You are starting to learn rule two of basic economic survival: the need to preserve any temporary surplus to provide for the hard times.
Now expand the number of people involved to a community. For the sake of argument assume that the island is large enough to provide for the needs of all members of the community. Each family, acting independently, produces what they need. Some families occupy a space that is close to all of the materials they require.
Some are further from those resources. In order to meet their needs, they find it necessary to encroach on the space occupied by one of the other families. There ensues a dispute about who should have access to the resource that both need. If the community does not act to resolve the dispute peacefully, the disagreement will escalate to the ultimate disadvantage of the whole community.
Rule three of basic economics: there are practical limits to how many people can survive on a small island.
Rule four: competition leads to the demise of the weakest; co-operation ensures the survival of all, so long as proper regard is paid to rule three.

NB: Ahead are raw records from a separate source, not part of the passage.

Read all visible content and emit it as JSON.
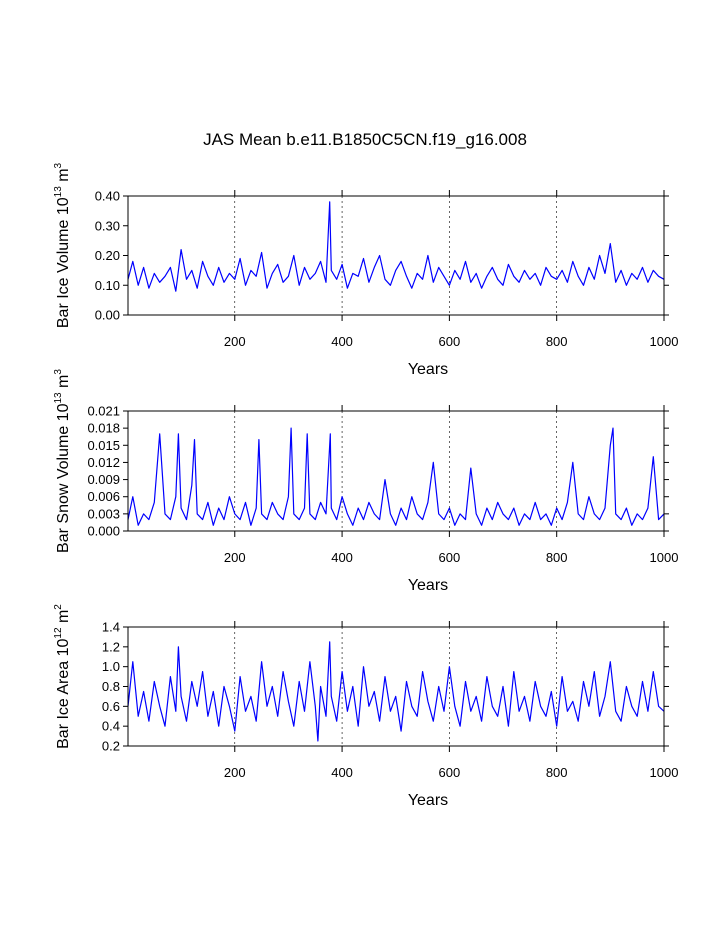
{
  "page_title": "JAS Mean b.e11.B1850C5CN.f19_g16.008",
  "chart_data": [
    {
      "type": "line",
      "id": "ice_volume",
      "ylabel": "Bar Ice Volume 10",
      "ylabel_sup": "13",
      "ylabel_unit": "m",
      "ylabel_unit_sup": "3",
      "xlabel": "Years",
      "xlim": [
        1,
        1000
      ],
      "ylim": [
        0.0,
        0.4
      ],
      "yticks": [
        "0.00",
        "0.10",
        "0.20",
        "0.30",
        "0.40"
      ],
      "ytick_values": [
        0.0,
        0.1,
        0.2,
        0.3,
        0.4
      ],
      "xticks": [
        "200",
        "400",
        "600",
        "800",
        "1000"
      ],
      "xtick_values": [
        200,
        400,
        600,
        800,
        1000
      ],
      "grid_x": [
        200,
        400,
        600,
        800
      ],
      "series": [
        {
          "name": "Bar Ice Volume",
          "color": "#0000ff",
          "years": [
            1,
            10,
            20,
            30,
            40,
            50,
            60,
            70,
            80,
            90,
            100,
            110,
            120,
            130,
            140,
            150,
            160,
            170,
            180,
            190,
            200,
            210,
            220,
            230,
            240,
            250,
            260,
            270,
            280,
            290,
            300,
            310,
            320,
            330,
            340,
            350,
            360,
            370,
            377,
            380,
            390,
            400,
            410,
            420,
            430,
            440,
            450,
            460,
            470,
            480,
            490,
            500,
            510,
            520,
            530,
            540,
            550,
            560,
            570,
            580,
            590,
            600,
            610,
            620,
            630,
            640,
            650,
            660,
            670,
            680,
            690,
            700,
            710,
            720,
            730,
            740,
            750,
            760,
            770,
            780,
            790,
            800,
            810,
            820,
            830,
            840,
            850,
            860,
            870,
            880,
            890,
            900,
            910,
            920,
            930,
            940,
            950,
            960,
            970,
            980,
            990,
            1000
          ],
          "values": [
            0.12,
            0.18,
            0.1,
            0.16,
            0.09,
            0.14,
            0.11,
            0.13,
            0.16,
            0.08,
            0.22,
            0.12,
            0.15,
            0.09,
            0.18,
            0.13,
            0.1,
            0.16,
            0.11,
            0.14,
            0.12,
            0.19,
            0.1,
            0.15,
            0.13,
            0.21,
            0.09,
            0.14,
            0.17,
            0.11,
            0.13,
            0.2,
            0.1,
            0.16,
            0.12,
            0.14,
            0.18,
            0.11,
            0.38,
            0.15,
            0.12,
            0.17,
            0.09,
            0.14,
            0.13,
            0.19,
            0.11,
            0.16,
            0.2,
            0.12,
            0.1,
            0.15,
            0.18,
            0.13,
            0.09,
            0.14,
            0.12,
            0.2,
            0.11,
            0.16,
            0.13,
            0.1,
            0.15,
            0.12,
            0.18,
            0.11,
            0.14,
            0.09,
            0.13,
            0.16,
            0.12,
            0.1,
            0.17,
            0.13,
            0.11,
            0.15,
            0.12,
            0.14,
            0.1,
            0.16,
            0.13,
            0.12,
            0.15,
            0.11,
            0.18,
            0.13,
            0.1,
            0.16,
            0.12,
            0.2,
            0.14,
            0.24,
            0.11,
            0.15,
            0.1,
            0.14,
            0.12,
            0.16,
            0.11,
            0.15,
            0.13,
            0.12
          ]
        }
      ]
    },
    {
      "type": "line",
      "id": "snow_volume",
      "ylabel": "Bar Snow Volume 10",
      "ylabel_sup": "13",
      "ylabel_unit": "m",
      "ylabel_unit_sup": "3",
      "xlabel": "Years",
      "xlim": [
        1,
        1000
      ],
      "ylim": [
        0.0,
        0.021
      ],
      "yticks": [
        "0.000",
        "0.003",
        "0.006",
        "0.009",
        "0.012",
        "0.015",
        "0.018",
        "0.021"
      ],
      "ytick_values": [
        0.0,
        0.003,
        0.006,
        0.009,
        0.012,
        0.015,
        0.018,
        0.021
      ],
      "xticks": [
        "200",
        "400",
        "600",
        "800",
        "1000"
      ],
      "xtick_values": [
        200,
        400,
        600,
        800,
        1000
      ],
      "grid_x": [
        200,
        400,
        600,
        800
      ],
      "series": [
        {
          "name": "Bar Snow Volume",
          "color": "#0000ff",
          "years": [
            1,
            10,
            20,
            30,
            40,
            50,
            60,
            70,
            80,
            90,
            95,
            100,
            110,
            120,
            125,
            130,
            140,
            150,
            160,
            170,
            180,
            190,
            200,
            210,
            220,
            230,
            240,
            245,
            250,
            260,
            270,
            280,
            290,
            300,
            305,
            310,
            320,
            330,
            335,
            340,
            350,
            360,
            370,
            378,
            380,
            390,
            400,
            410,
            420,
            430,
            440,
            450,
            460,
            470,
            480,
            490,
            500,
            510,
            520,
            530,
            540,
            550,
            560,
            570,
            580,
            590,
            600,
            610,
            620,
            630,
            640,
            650,
            660,
            670,
            680,
            690,
            700,
            710,
            720,
            730,
            740,
            750,
            760,
            770,
            780,
            790,
            800,
            810,
            820,
            830,
            840,
            850,
            860,
            870,
            880,
            890,
            900,
            905,
            910,
            920,
            930,
            940,
            950,
            960,
            970,
            980,
            990,
            1000
          ],
          "values": [
            0.002,
            0.006,
            0.001,
            0.003,
            0.002,
            0.005,
            0.017,
            0.003,
            0.002,
            0.006,
            0.017,
            0.004,
            0.002,
            0.008,
            0.016,
            0.003,
            0.002,
            0.005,
            0.001,
            0.004,
            0.002,
            0.006,
            0.003,
            0.002,
            0.005,
            0.001,
            0.004,
            0.016,
            0.003,
            0.002,
            0.005,
            0.003,
            0.002,
            0.006,
            0.018,
            0.003,
            0.002,
            0.004,
            0.017,
            0.003,
            0.002,
            0.005,
            0.003,
            0.017,
            0.004,
            0.002,
            0.006,
            0.003,
            0.001,
            0.004,
            0.002,
            0.005,
            0.003,
            0.002,
            0.009,
            0.003,
            0.001,
            0.004,
            0.002,
            0.006,
            0.003,
            0.002,
            0.005,
            0.012,
            0.003,
            0.002,
            0.004,
            0.001,
            0.003,
            0.002,
            0.011,
            0.003,
            0.001,
            0.004,
            0.002,
            0.005,
            0.003,
            0.002,
            0.004,
            0.001,
            0.003,
            0.002,
            0.005,
            0.002,
            0.003,
            0.001,
            0.004,
            0.002,
            0.005,
            0.012,
            0.003,
            0.002,
            0.006,
            0.003,
            0.002,
            0.004,
            0.015,
            0.018,
            0.003,
            0.002,
            0.004,
            0.001,
            0.003,
            0.002,
            0.004,
            0.013,
            0.002,
            0.003
          ]
        }
      ]
    },
    {
      "type": "line",
      "id": "ice_area",
      "ylabel": "Bar Ice Area 10",
      "ylabel_sup": "12",
      "ylabel_unit": "m",
      "ylabel_unit_sup": "2",
      "xlabel": "Years",
      "xlim": [
        1,
        1000
      ],
      "ylim": [
        0.2,
        1.4
      ],
      "yticks": [
        "0.2",
        "0.4",
        "0.6",
        "0.8",
        "1.0",
        "1.2",
        "1.4"
      ],
      "ytick_values": [
        0.2,
        0.4,
        0.6,
        0.8,
        1.0,
        1.2,
        1.4
      ],
      "xticks": [
        "200",
        "400",
        "600",
        "800",
        "1000"
      ],
      "xtick_values": [
        200,
        400,
        600,
        800,
        1000
      ],
      "grid_x": [
        200,
        400,
        600,
        800
      ],
      "series": [
        {
          "name": "Bar Ice Area",
          "color": "#0000ff",
          "years": [
            1,
            10,
            20,
            30,
            40,
            50,
            60,
            70,
            80,
            90,
            95,
            100,
            110,
            120,
            130,
            140,
            150,
            160,
            170,
            180,
            190,
            200,
            210,
            220,
            230,
            240,
            250,
            260,
            270,
            280,
            290,
            300,
            310,
            320,
            330,
            340,
            350,
            355,
            360,
            370,
            377,
            380,
            390,
            400,
            410,
            420,
            430,
            440,
            450,
            460,
            470,
            480,
            490,
            500,
            510,
            520,
            530,
            540,
            550,
            560,
            570,
            580,
            590,
            600,
            610,
            620,
            630,
            640,
            650,
            660,
            670,
            680,
            690,
            700,
            710,
            720,
            730,
            740,
            750,
            760,
            770,
            780,
            790,
            800,
            810,
            820,
            830,
            840,
            850,
            860,
            870,
            880,
            890,
            900,
            910,
            920,
            930,
            940,
            950,
            960,
            970,
            980,
            990,
            1000
          ],
          "values": [
            0.6,
            1.05,
            0.5,
            0.75,
            0.45,
            0.85,
            0.6,
            0.4,
            0.9,
            0.55,
            1.2,
            0.7,
            0.45,
            0.85,
            0.6,
            0.95,
            0.5,
            0.75,
            0.4,
            0.8,
            0.6,
            0.35,
            0.9,
            0.55,
            0.7,
            0.45,
            1.05,
            0.6,
            0.8,
            0.5,
            0.95,
            0.65,
            0.4,
            0.85,
            0.55,
            1.05,
            0.6,
            0.25,
            0.8,
            0.5,
            1.25,
            0.7,
            0.45,
            0.95,
            0.55,
            0.8,
            0.4,
            1.0,
            0.6,
            0.75,
            0.45,
            0.9,
            0.55,
            0.7,
            0.35,
            0.85,
            0.6,
            0.5,
            0.95,
            0.65,
            0.45,
            0.8,
            0.55,
            1.0,
            0.6,
            0.4,
            0.85,
            0.55,
            0.7,
            0.45,
            0.9,
            0.6,
            0.5,
            0.8,
            0.4,
            0.95,
            0.55,
            0.7,
            0.45,
            0.85,
            0.6,
            0.5,
            0.75,
            0.4,
            0.9,
            0.55,
            0.65,
            0.45,
            0.85,
            0.6,
            0.95,
            0.5,
            0.7,
            1.05,
            0.55,
            0.45,
            0.8,
            0.6,
            0.5,
            0.85,
            0.55,
            0.95,
            0.6,
            0.55
          ]
        }
      ]
    }
  ]
}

Enough, then, about the realities of life on an imaginary paradise island. We have a whole planet at our disposal. We have evolved a range of technologies and working methods that ensure each of us who is able bodied can produce far more than he or she needs. In fact, we regularly produce enormous surpluses.
We have organised ourselves into nation states centred around areas of land and the resources on and under that land. For some such nation states the volume of resources available is insufficient to meet the needs of all of their population. They strive to obtain access to the abundance available in other lands. As in the basic case of a few families struggling to survive on a small island, such disputes can be resolved by co-operation and by sharing. If not, war ensues.
Throughout what we choose to call the civilised world, we debate, through the exercise of democracy, the most desirable way of distributing the surpluses that we have created. Or we do in theory.
In practice, there is a cacophony of voices telling us that, rather than use our surplus for the benefit of the young, old, sick and disabled citizens of our nation states, we should use it for our own pleasure.
We should indulge our addictions to alcohol, drugs and gambling, not use some of our surplus to help those whose lands are not as blessed as ours with natural resources.
In stead of setting some of the surplus aside for the time when the resources available to us are depleted, we should use the surplus to increase our pleasure.
Rule five: there will always be droughts. There will always be storms, hurricanes, earthquakes. Plagues of voracious insects or disease causing microbes are inevitable.
We have entered a period when all of the leisure pursuits listed above place us in danger, beyond those dangers we already know yet ignore.
A new danger, related to the fact that most of these indulgences are performed in the presence of large crowds. And crowds, we have learned, are beloved by the virus which happily skips from one body to another unless appropriate precautions are taken.
The usual objection to this analysis is that all of these leisure activities provide employment, especially so in those places where natural resources are less readily available.
My answer to that is to point out that we are able to permit people to ‘work’ at providing us with entertainment, and all the other leisure pursuits we so love to indulge in, because most of us are doing work far in excess of what we need to do to satisfy our basic needs.
Those of us whose work is deemed essential could reduce the number of hours we work, so that the entertainers, the chefs, the waiters, the barristas and bar tenders, the airline pilots and stewards, can be redeployed into important work.
Sure, some form of retraining will be required.
Sure, there is room, still, for entertainment. Just not in crowded places.
We can, too, reduce some of those surpluses. Doing so might help avert the environmental disasters looming ahead, disasters that will make the pandemic pale into insignificance.